Termina un año que podríamos caracterizar como desastroso, sería tedioso a esta altura cuando todo fue dicho y aceptado hasta por los responsables, enumerar o describir el periplo de un pueblo que ha sido expuesto al capitalismo más salvaje, por un gobierno compuesto por hombres y mujeres todos de clase dominante; que seguramente festejaran haber cumplido con la tarea del saqueo y el despojo de un pueblo anestesiado por los medios de comunicación, confundido por una clase política que no siempre es clara a la hora de ejercer el poder que el pueblo deposita en ellos.
Tampoco podemos recargar todas las culpas de nuestros pesares sobre el pobre año, en realidad le toco en su corta trayectoria de vida (365 días), que un puñado de inescrupulosos, tomaran decisiones que tornaron la vida del pueblo una pesadilla.
Si hacemos memoria siempre despedimos los años con alegría, poniendo expectativas positivas en el que se inicia el 1º de enero, según el calendario gregoriano, que fue instaurado por el papa Gregorio XIII en 1582, y es utilizado en la mayoría de los países del mundo.
Y en honor a la verdad también nos envuelve cierta angustia, la cual me animaría a decir está relacionada con ciertos fracasos a los cuales nos expone nuestra mirada exacerbada sobre lo individual, mezclando culpas y responsabilidades colectivas gracias a la influencia de oscuras instituciones, quizás las que crearon hasta el mismo calendario occidental, responsable de nuestros años.
Lo nuevo y quizás lo más llamativo de este festejo del 2018 hacia el 2019, es que no tenemos nada que festejar, ya que todo indica que el próximo año estará teñido por más de lo mismo y hasta puede ser peor.
Pero todos los cambios, hasta los de almanaque, traen oportunidades. De nosotros dependerá tener la capacidad de mirarlas y verlas, tomarlas y ponerlas al servicio de una vida más digna para los que están por lo menos hasta hoy obligados a transitar otro año lleno de aumentos, inflación, dólar por las nubes, cierre de Pymes, fabricas, comercios, desocupación, frío, calor, lluvias y algún que otro ventarrón.
Reflexionar también puede ser un buen ejercicio para estos días, cada uno de nosotros seguramente se tomará de aquellos hechos personales, que nos dan pie al festejo, para ser optimistas y está muy bien que así sea.
También podemos y creo que debemos y que es casi una obligación, realizar los balances macro; esos que nos muestran como sociedad, que nos dan la posibilidad de vernos en el conjunto lo general y lo particular. Dicen los que saben que lo primero define lo segundo y que además es así como debemos ir de lo general a lo particular, no sea cosa que nos siéntamos unos estúpidos o fracasados porque este año no cambiamos el auto, no viajamos a Brasil, agrandamos o cambiamos de vivienda. Sería terrible que encima nos hagan responsables de su fracaso, ni me imagino de aquellos que perdieron el empleo.
Si somos capaces de distinguir a los responsables de la destrucción macro que es la que define nuestra vida en sociedad, quizás nos resulte más sencillo hacernos cargo de lo que nos toca como individuos cambiar para ser cada vez más dignos como humanos.
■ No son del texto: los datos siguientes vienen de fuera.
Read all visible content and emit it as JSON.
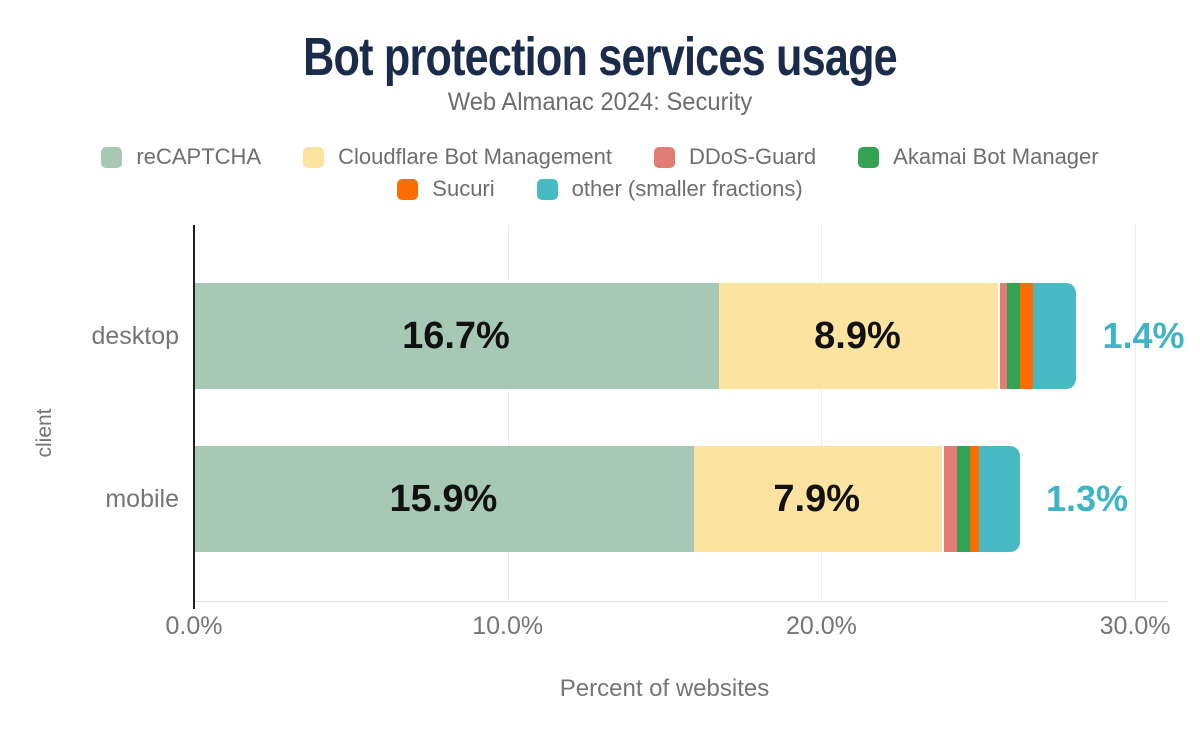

Esta semana hemos sufrido pérdidas en el campo de la lucha de las ideas, se nos fue Osvaldo Bayer el hombre que mostró la dignidad de la Patagonia, su sana rebeldía y en el campo del arte Don Jaime Torres, el hombre que se convertía en charango. Somos más pobres que antes sin esas vidas, no obstante nos falta tener el listado enorme de argentinos desconocidos que ya no están por la ausencia de otro gran personaje de nuestra historia, El Estado Argentino quien algunas veces en manos de asesinos como ROCA Y LA JUNTA MILITAR, fue responsable de GENO-CIDIOS.
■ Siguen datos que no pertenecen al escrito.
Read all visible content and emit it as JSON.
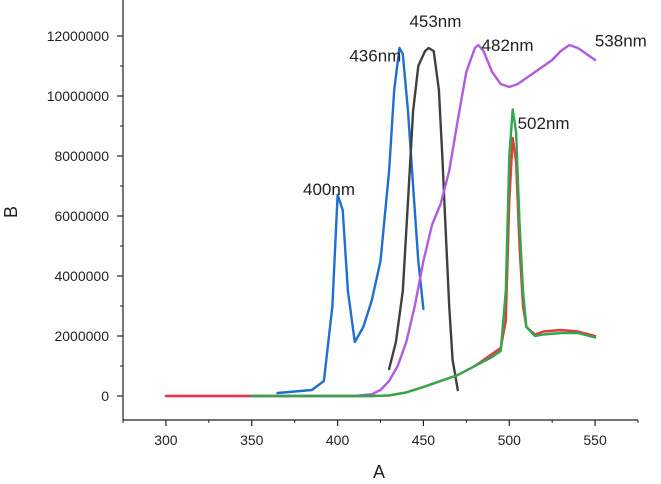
{
  "chart_data": {
    "type": "line",
    "title": "",
    "xlabel": "A",
    "ylabel": "B",
    "xlim": [
      275,
      575
    ],
    "ylim": [
      -800000,
      13200000
    ],
    "x_ticks": [
      300,
      350,
      400,
      450,
      500,
      550
    ],
    "x_tick_labels": [
      "300",
      "350",
      "400",
      "450",
      "500",
      "550"
    ],
    "y_ticks": [
      0,
      2000000,
      4000000,
      6000000,
      8000000,
      10000000,
      12000000
    ],
    "y_tick_labels": [
      "0",
      "2000000",
      "4000000",
      "6000000",
      "8000000",
      "10000000",
      "12000000"
    ],
    "grid": false,
    "legend": "none",
    "series": [
      {
        "color": "#1f6fd1",
        "points": [
          [
            365,
            100000
          ],
          [
            385,
            200000
          ],
          [
            392,
            500000
          ],
          [
            397,
            3000000
          ],
          [
            400,
            6700000
          ],
          [
            403,
            6200000
          ],
          [
            406,
            3500000
          ],
          [
            410,
            1800000
          ],
          [
            415,
            2300000
          ],
          [
            420,
            3200000
          ],
          [
            425,
            4500000
          ],
          [
            430,
            7500000
          ],
          [
            433,
            10200000
          ],
          [
            436,
            11600000
          ],
          [
            438,
            11400000
          ],
          [
            441,
            9500000
          ],
          [
            444,
            7000000
          ],
          [
            447,
            4500000
          ],
          [
            450,
            2900000
          ]
        ]
      },
      {
        "color": "#404040",
        "points": [
          [
            430,
            900000
          ],
          [
            434,
            1800000
          ],
          [
            438,
            3500000
          ],
          [
            441,
            6500000
          ],
          [
            444,
            9500000
          ],
          [
            447,
            11000000
          ],
          [
            451,
            11500000
          ],
          [
            453,
            11600000
          ],
          [
            456,
            11500000
          ],
          [
            459,
            10200000
          ],
          [
            461,
            8000000
          ],
          [
            463,
            5500000
          ],
          [
            465,
            3000000
          ],
          [
            467,
            1200000
          ],
          [
            470,
            200000
          ]
        ]
      },
      {
        "color": "#b05be0",
        "points": [
          [
            300,
            0
          ],
          [
            350,
            0
          ],
          [
            410,
            0
          ],
          [
            420,
            60000
          ],
          [
            425,
            200000
          ],
          [
            430,
            500000
          ],
          [
            435,
            1000000
          ],
          [
            440,
            1800000
          ],
          [
            445,
            3000000
          ],
          [
            450,
            4500000
          ],
          [
            455,
            5700000
          ],
          [
            460,
            6400000
          ],
          [
            465,
            7500000
          ],
          [
            470,
            9200000
          ],
          [
            475,
            10800000
          ],
          [
            480,
            11600000
          ],
          [
            482,
            11700000
          ],
          [
            485,
            11500000
          ],
          [
            490,
            10800000
          ],
          [
            495,
            10400000
          ],
          [
            500,
            10300000
          ],
          [
            505,
            10400000
          ],
          [
            510,
            10600000
          ],
          [
            515,
            10800000
          ],
          [
            520,
            11000000
          ],
          [
            525,
            11200000
          ],
          [
            530,
            11500000
          ],
          [
            535,
            11700000
          ],
          [
            540,
            11600000
          ],
          [
            545,
            11400000
          ],
          [
            550,
            11200000
          ]
        ]
      },
      {
        "color": "#e23b3b",
        "points": [
          [
            300,
            0
          ],
          [
            350,
            0
          ],
          [
            400,
            0
          ],
          [
            420,
            0
          ],
          [
            430,
            20000
          ],
          [
            440,
            120000
          ],
          [
            450,
            300000
          ],
          [
            460,
            500000
          ],
          [
            470,
            700000
          ],
          [
            480,
            1000000
          ],
          [
            490,
            1400000
          ],
          [
            495,
            1600000
          ],
          [
            498,
            2500000
          ],
          [
            500,
            6500000
          ],
          [
            502,
            8600000
          ],
          [
            504,
            7800000
          ],
          [
            506,
            5000000
          ],
          [
            508,
            3000000
          ],
          [
            510,
            2300000
          ],
          [
            515,
            2050000
          ],
          [
            520,
            2150000
          ],
          [
            530,
            2200000
          ],
          [
            540,
            2150000
          ],
          [
            550,
            2000000
          ]
        ]
      },
      {
        "color": "#2fa84f",
        "points": [
          [
            350,
            0
          ],
          [
            400,
            0
          ],
          [
            420,
            0
          ],
          [
            430,
            20000
          ],
          [
            440,
            120000
          ],
          [
            450,
            300000
          ],
          [
            460,
            500000
          ],
          [
            470,
            700000
          ],
          [
            480,
            1000000
          ],
          [
            490,
            1300000
          ],
          [
            495,
            1500000
          ],
          [
            498,
            3500000
          ],
          [
            500,
            8000000
          ],
          [
            502,
            9550000
          ],
          [
            504,
            8800000
          ],
          [
            506,
            5800000
          ],
          [
            508,
            3500000
          ],
          [
            510,
            2300000
          ],
          [
            515,
            2000000
          ],
          [
            520,
            2050000
          ],
          [
            530,
            2100000
          ],
          [
            540,
            2100000
          ],
          [
            550,
            1950000
          ]
        ]
      }
    ],
    "annotations": [
      {
        "text": "400nm",
        "x": 395,
        "y": 6700000
      },
      {
        "text": "436nm",
        "x": 422,
        "y": 11150000
      },
      {
        "text": "453nm",
        "x": 457,
        "y": 12300000
      },
      {
        "text": "482nm",
        "x": 499,
        "y": 11500000
      },
      {
        "text": "538nm",
        "x": 565,
        "y": 11650000
      },
      {
        "text": "502nm",
        "x": 520,
        "y": 8900000
      }
    ]
  }
}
Osvaldo Bayer y Jaime Torres nos dejaron una gran obra; por eso, solo los perdimos físicamente y podremos seguir disfrutando de su existencia.
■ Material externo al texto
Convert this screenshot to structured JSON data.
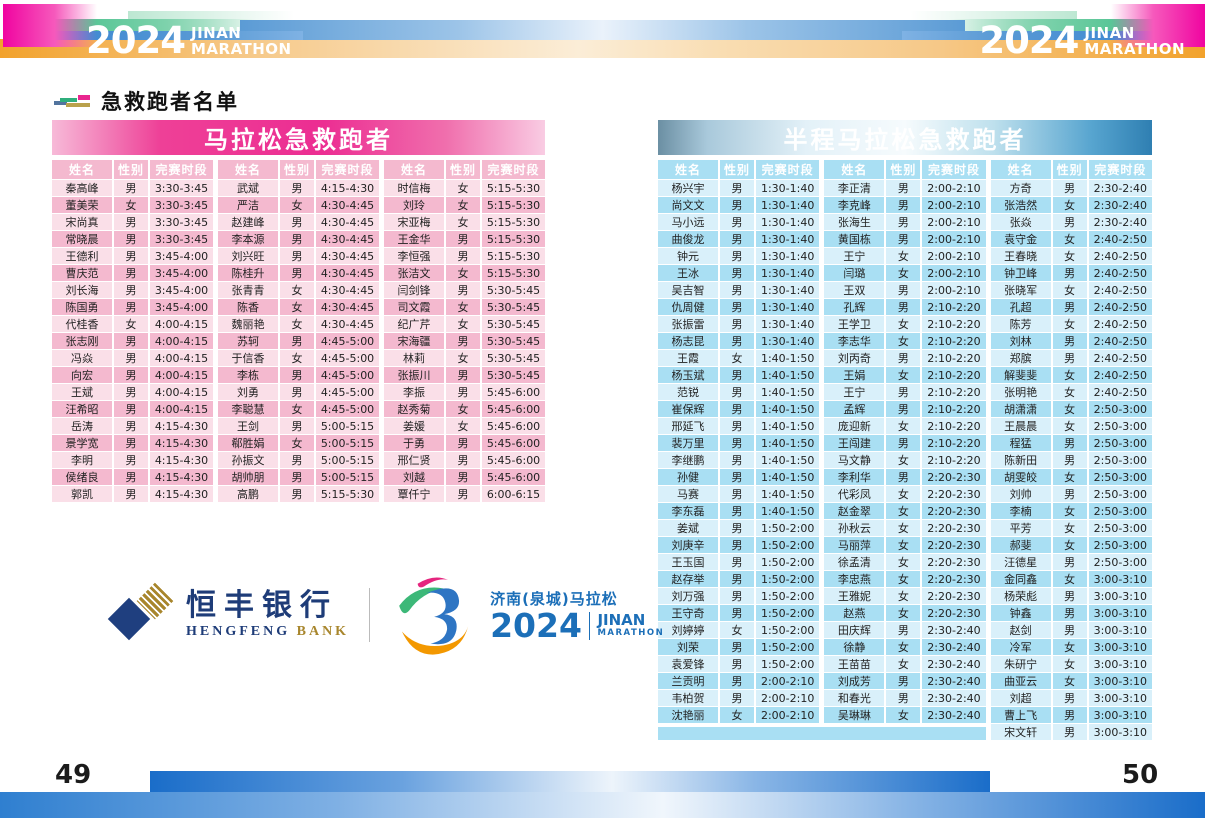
{
  "banner": {
    "year": "2024",
    "title_line1": "JINAN",
    "title_line2": "MARATHON"
  },
  "section": {
    "title": "急救跑者名单"
  },
  "columns": {
    "name": "姓名",
    "gender": "性别",
    "time": "完赛时段"
  },
  "left_page": {
    "page_number": "49",
    "table_title": "马拉松急救跑者",
    "groups": [
      [
        [
          "秦高峰",
          "男",
          "3:30-3:45"
        ],
        [
          "董美荣",
          "女",
          "3:30-3:45"
        ],
        [
          "宋尚真",
          "男",
          "3:30-3:45"
        ],
        [
          "常晓晨",
          "男",
          "3:30-3:45"
        ],
        [
          "王德利",
          "男",
          "3:45-4:00"
        ],
        [
          "曹庆范",
          "男",
          "3:45-4:00"
        ],
        [
          "刘长海",
          "男",
          "3:45-4:00"
        ],
        [
          "陈国勇",
          "男",
          "3:45-4:00"
        ],
        [
          "代桂香",
          "女",
          "4:00-4:15"
        ],
        [
          "张志刚",
          "男",
          "4:00-4:15"
        ],
        [
          "冯焱",
          "男",
          "4:00-4:15"
        ],
        [
          "向宏",
          "男",
          "4:00-4:15"
        ],
        [
          "王斌",
          "男",
          "4:00-4:15"
        ],
        [
          "汪希昭",
          "男",
          "4:00-4:15"
        ],
        [
          "岳涛",
          "男",
          "4:15-4:30"
        ],
        [
          "景学宽",
          "男",
          "4:15-4:30"
        ],
        [
          "李明",
          "男",
          "4:15-4:30"
        ],
        [
          "侯绪良",
          "男",
          "4:15-4:30"
        ],
        [
          "郭凯",
          "男",
          "4:15-4:30"
        ]
      ],
      [
        [
          "武斌",
          "男",
          "4:15-4:30"
        ],
        [
          "严洁",
          "女",
          "4:30-4:45"
        ],
        [
          "赵建峰",
          "男",
          "4:30-4:45"
        ],
        [
          "李本源",
          "男",
          "4:30-4:45"
        ],
        [
          "刘兴旺",
          "男",
          "4:30-4:45"
        ],
        [
          "陈桂升",
          "男",
          "4:30-4:45"
        ],
        [
          "张青青",
          "女",
          "4:30-4:45"
        ],
        [
          "陈香",
          "女",
          "4:30-4:45"
        ],
        [
          "魏丽艳",
          "女",
          "4:30-4:45"
        ],
        [
          "苏轲",
          "男",
          "4:45-5:00"
        ],
        [
          "于信香",
          "女",
          "4:45-5:00"
        ],
        [
          "李栋",
          "男",
          "4:45-5:00"
        ],
        [
          "刘勇",
          "男",
          "4:45-5:00"
        ],
        [
          "李聪慧",
          "女",
          "4:45-5:00"
        ],
        [
          "王剑",
          "男",
          "5:00-5:15"
        ],
        [
          "郗胜娟",
          "女",
          "5:00-5:15"
        ],
        [
          "孙振文",
          "男",
          "5:00-5:15"
        ],
        [
          "胡帅朋",
          "男",
          "5:00-5:15"
        ],
        [
          "高鹏",
          "男",
          "5:15-5:30"
        ]
      ],
      [
        [
          "时信梅",
          "女",
          "5:15-5:30"
        ],
        [
          "刘玲",
          "女",
          "5:15-5:30"
        ],
        [
          "宋亚梅",
          "女",
          "5:15-5:30"
        ],
        [
          "王金华",
          "男",
          "5:15-5:30"
        ],
        [
          "李恒强",
          "男",
          "5:15-5:30"
        ],
        [
          "张洁文",
          "女",
          "5:15-5:30"
        ],
        [
          "闫剑锋",
          "男",
          "5:30-5:45"
        ],
        [
          "司文霞",
          "女",
          "5:30-5:45"
        ],
        [
          "纪广芹",
          "女",
          "5:30-5:45"
        ],
        [
          "宋海疆",
          "男",
          "5:30-5:45"
        ],
        [
          "林莉",
          "女",
          "5:30-5:45"
        ],
        [
          "张振川",
          "男",
          "5:30-5:45"
        ],
        [
          "李振",
          "男",
          "5:45-6:00"
        ],
        [
          "赵秀菊",
          "女",
          "5:45-6:00"
        ],
        [
          "姜媛",
          "女",
          "5:45-6:00"
        ],
        [
          "于勇",
          "男",
          "5:45-6:00"
        ],
        [
          "邢仁贤",
          "男",
          "5:45-6:00"
        ],
        [
          "刘越",
          "男",
          "5:45-6:00"
        ],
        [
          "覃仟宁",
          "男",
          "6:00-6:15"
        ]
      ]
    ]
  },
  "right_page": {
    "page_number": "50",
    "table_title": "半程马拉松急救跑者",
    "groups": [
      [
        [
          "杨兴宇",
          "男",
          "1:30-1:40"
        ],
        [
          "尚文文",
          "男",
          "1:30-1:40"
        ],
        [
          "马小远",
          "男",
          "1:30-1:40"
        ],
        [
          "曲俊龙",
          "男",
          "1:30-1:40"
        ],
        [
          "钟元",
          "男",
          "1:30-1:40"
        ],
        [
          "王冰",
          "男",
          "1:30-1:40"
        ],
        [
          "吴吉智",
          "男",
          "1:30-1:40"
        ],
        [
          "仇周健",
          "男",
          "1:30-1:40"
        ],
        [
          "张振雷",
          "男",
          "1:30-1:40"
        ],
        [
          "杨志昆",
          "男",
          "1:30-1:40"
        ],
        [
          "王霞",
          "女",
          "1:40-1:50"
        ],
        [
          "杨玉斌",
          "男",
          "1:40-1:50"
        ],
        [
          "范锐",
          "男",
          "1:40-1:50"
        ],
        [
          "崔保辉",
          "男",
          "1:40-1:50"
        ],
        [
          "邢延飞",
          "男",
          "1:40-1:50"
        ],
        [
          "裴万里",
          "男",
          "1:40-1:50"
        ],
        [
          "李继鹏",
          "男",
          "1:40-1:50"
        ],
        [
          "孙健",
          "男",
          "1:40-1:50"
        ],
        [
          "马赛",
          "男",
          "1:40-1:50"
        ],
        [
          "李东磊",
          "男",
          "1:40-1:50"
        ],
        [
          "姜斌",
          "男",
          "1:50-2:00"
        ],
        [
          "刘庚辛",
          "男",
          "1:50-2:00"
        ],
        [
          "王玉国",
          "男",
          "1:50-2:00"
        ],
        [
          "赵存举",
          "男",
          "1:50-2:00"
        ],
        [
          "刘万强",
          "男",
          "1:50-2:00"
        ],
        [
          "王守奇",
          "男",
          "1:50-2:00"
        ],
        [
          "刘婷婷",
          "女",
          "1:50-2:00"
        ],
        [
          "刘荣",
          "男",
          "1:50-2:00"
        ],
        [
          "袁爱锋",
          "男",
          "1:50-2:00"
        ],
        [
          "兰贡明",
          "男",
          "2:00-2:10"
        ],
        [
          "韦柏贺",
          "男",
          "2:00-2:10"
        ],
        [
          "沈艳丽",
          "女",
          "2:00-2:10"
        ]
      ],
      [
        [
          "李正清",
          "男",
          "2:00-2:10"
        ],
        [
          "李克峰",
          "男",
          "2:00-2:10"
        ],
        [
          "张海生",
          "男",
          "2:00-2:10"
        ],
        [
          "黄国栋",
          "男",
          "2:00-2:10"
        ],
        [
          "王宁",
          "女",
          "2:00-2:10"
        ],
        [
          "闫璐",
          "女",
          "2:00-2:10"
        ],
        [
          "王双",
          "男",
          "2:00-2:10"
        ],
        [
          "孔辉",
          "男",
          "2:10-2:20"
        ],
        [
          "王学卫",
          "女",
          "2:10-2:20"
        ],
        [
          "李志华",
          "女",
          "2:10-2:20"
        ],
        [
          "刘丙奇",
          "男",
          "2:10-2:20"
        ],
        [
          "王娟",
          "女",
          "2:10-2:20"
        ],
        [
          "王宁",
          "男",
          "2:10-2:20"
        ],
        [
          "孟辉",
          "男",
          "2:10-2:20"
        ],
        [
          "庞迎新",
          "女",
          "2:10-2:20"
        ],
        [
          "王闯建",
          "男",
          "2:10-2:20"
        ],
        [
          "马文静",
          "女",
          "2:10-2:20"
        ],
        [
          "李利华",
          "男",
          "2:20-2:30"
        ],
        [
          "代彩凤",
          "女",
          "2:20-2:30"
        ],
        [
          "赵金翠",
          "女",
          "2:20-2:30"
        ],
        [
          "孙秋云",
          "女",
          "2:20-2:30"
        ],
        [
          "马丽萍",
          "女",
          "2:20-2:30"
        ],
        [
          "徐孟清",
          "女",
          "2:20-2:30"
        ],
        [
          "李忠燕",
          "女",
          "2:20-2:30"
        ],
        [
          "王雅妮",
          "女",
          "2:20-2:30"
        ],
        [
          "赵燕",
          "女",
          "2:20-2:30"
        ],
        [
          "田庆辉",
          "男",
          "2:30-2:40"
        ],
        [
          "徐静",
          "女",
          "2:30-2:40"
        ],
        [
          "王苗苗",
          "女",
          "2:30-2:40"
        ],
        [
          "刘成芳",
          "男",
          "2:30-2:40"
        ],
        [
          "和春光",
          "男",
          "2:30-2:40"
        ],
        [
          "吴琳琳",
          "女",
          "2:30-2:40"
        ]
      ],
      [
        [
          "方奇",
          "男",
          "2:30-2:40"
        ],
        [
          "张浩然",
          "女",
          "2:30-2:40"
        ],
        [
          "张焱",
          "男",
          "2:30-2:40"
        ],
        [
          "袁守金",
          "女",
          "2:40-2:50"
        ],
        [
          "王春晓",
          "女",
          "2:40-2:50"
        ],
        [
          "钟卫峰",
          "男",
          "2:40-2:50"
        ],
        [
          "张晓军",
          "女",
          "2:40-2:50"
        ],
        [
          "孔超",
          "男",
          "2:40-2:50"
        ],
        [
          "陈芳",
          "女",
          "2:40-2:50"
        ],
        [
          "刘林",
          "男",
          "2:40-2:50"
        ],
        [
          "郑膑",
          "男",
          "2:40-2:50"
        ],
        [
          "解斐斐",
          "女",
          "2:40-2:50"
        ],
        [
          "张明艳",
          "女",
          "2:40-2:50"
        ],
        [
          "胡潇潇",
          "女",
          "2:50-3:00"
        ],
        [
          "王晨晨",
          "女",
          "2:50-3:00"
        ],
        [
          "程猛",
          "男",
          "2:50-3:00"
        ],
        [
          "陈新田",
          "男",
          "2:50-3:00"
        ],
        [
          "胡雯皎",
          "女",
          "2:50-3:00"
        ],
        [
          "刘帅",
          "男",
          "2:50-3:00"
        ],
        [
          "李楠",
          "女",
          "2:50-3:00"
        ],
        [
          "平芳",
          "女",
          "2:50-3:00"
        ],
        [
          "郝斐",
          "女",
          "2:50-3:00"
        ],
        [
          "汪德星",
          "男",
          "2:50-3:00"
        ],
        [
          "金同鑫",
          "女",
          "3:00-3:10"
        ],
        [
          "杨荣彪",
          "男",
          "3:00-3:10"
        ],
        [
          "钟鑫",
          "男",
          "3:00-3:10"
        ],
        [
          "赵剑",
          "男",
          "3:00-3:10"
        ],
        [
          "冷军",
          "女",
          "3:00-3:10"
        ],
        [
          "朱研宁",
          "女",
          "3:00-3:10"
        ],
        [
          "曲亚云",
          "女",
          "3:00-3:10"
        ],
        [
          "刘超",
          "男",
          "3:00-3:10"
        ],
        [
          "曹上飞",
          "男",
          "3:00-3:10"
        ],
        [
          "宋文轩",
          "男",
          "3:00-3:10"
        ]
      ]
    ]
  },
  "sponsors": {
    "bank_cn": "恒丰银行",
    "bank_en": "HENGFENG",
    "bank_en2": "BANK",
    "marathon_cn": "济南(泉城)马拉松",
    "marathon_year": "2024",
    "marathon_en1": "JINAN",
    "marathon_en2": "MARATHON"
  },
  "colors": {
    "pink_accent": "#EC2D92",
    "pink_header": "#EE549E",
    "pink_row_light": "#FADFE8",
    "pink_row_dark": "#F4B9CF",
    "blue_accent": "#1E86C3",
    "blue_row_light": "#D9F0FA",
    "blue_row_dark": "#A9DFF3",
    "footer_blue": "#1A6DC9",
    "banner_magenta": "#F004A0",
    "banner_green": "#2CB77D",
    "banner_blue": "#5B9BD5",
    "banner_orange": "#F2A22C",
    "bank_navy": "#1E3C78",
    "bank_gold": "#A8862D",
    "jnm_blue": "#1C6FB8"
  }
}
Por último quiero invitarlos a que nuestra mayor tarea, nuestro mayor acuerdo para el 2019; sea el rescate de lo publico, la valoración de lo colectivo, rescatar al Estado que nos robaron junto a algunos de sus hijos dilectos. Las Escuelas Nocturnas en CABA, Los Institutos de Formación Docentes en Provincia de Buenos Aires, los fondos de nuestros viejos; entre otros, y ponerlo al servicio de todos aquelles que desde hace tres fines de años son maltratados y empobrecidos.
¡Salud! ¡Hasta el 2019! Abracen con fuerza, rían y bailen; pero no se olviden de aquellos que en soledad ya no tienen fuerzas. Me olvidaba: por favor eviten llenar las redes sociales con cuestiones materiales que para muchos ciudadanos son obscenas. Ahora sí, Abrazo Libertario.